The damaging effects of hyperglycemia are also evident in nerves of the enteric nervous system, which is the resident nervous system in the gut. Enteric nerves are also damaged by hyperglycemia which essentially reinforces the same effects as damage to the vagus nerve. The effects of hyperglycemia on both enteric and the vagal neurons are believed to underlie:
- Altered GI motility
- Increased “leaky gut”
- Delayed gastric emptying(Gastroparesis) in people with Type 1 and Type 2 diabetes
Motility takes a second hit as the Interstitial cells of Cajal, which help regulate motility, are also damaged by hyperglycemia.
One final way that metabolic syndrome affects gut health may come as a surprise. In a study performed in 2017, researchers looked at the proximity of bacteria to the cells lining the colon in healthy subjects and those who were obese. The researchers found that people with poor glucose control, independent of obesity, had bacteria that were invading the inner mucus layer and causing inflammation by interacting with the gut wall, while people with healthy glucose control did not.
This doesn’t mean that all people with gut problems have metabolic syndrome. What it clearly illustrates is that if you do have a metabolic issue, you must address it before you can heal your gut. So if you checked off any of the 5 criteria for metabolic syndrome above, you have a target to go after. Of the criteria required for metabolic syndrome, blood glucose management seems to be incredibly important for fixing the gut.
But you don’t need Type 2 diabetes or metabolic syndrome to experience these problems. Even a relatively healthy person can experience hyperglycemia under the proper conditions, and these conditions aren’t even remotely rare. And as we age, the pump is primed to make these conditions more pathological. For example, after a woman goes through menopause, fat storage patterns change from a preference to subcutaneous fat around the butt, hips and thighs to a preference for metabolically damaging visceral fat.

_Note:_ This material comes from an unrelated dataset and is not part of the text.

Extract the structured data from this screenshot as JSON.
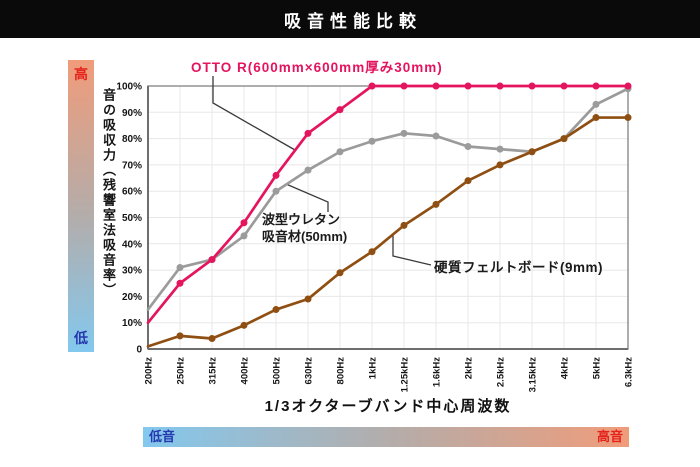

Metabolic syndrome and NAFLD associate with gut disorders for multiple reasons. For one, the the physiological change that come with these disorders alter the way the gut functions. Additionally, the lifestyle factors that increase the risk for metabolic syndrome and NAFLD the impair the gut as well. This can be seen in the data showing an increased risk of IBS in people with greater waist circumference and visceral fat.
While it would be incorrect to say that gut disorders are caused by metabolic dysfunction, I think it’s clear that metabolic dysfunction makes functional gut disorders worse. Therefore, if your goal is to improve the health of your gut and have a fighting chance at reversing a chronic gut disease, fixing metabolic health should be an absolute priority.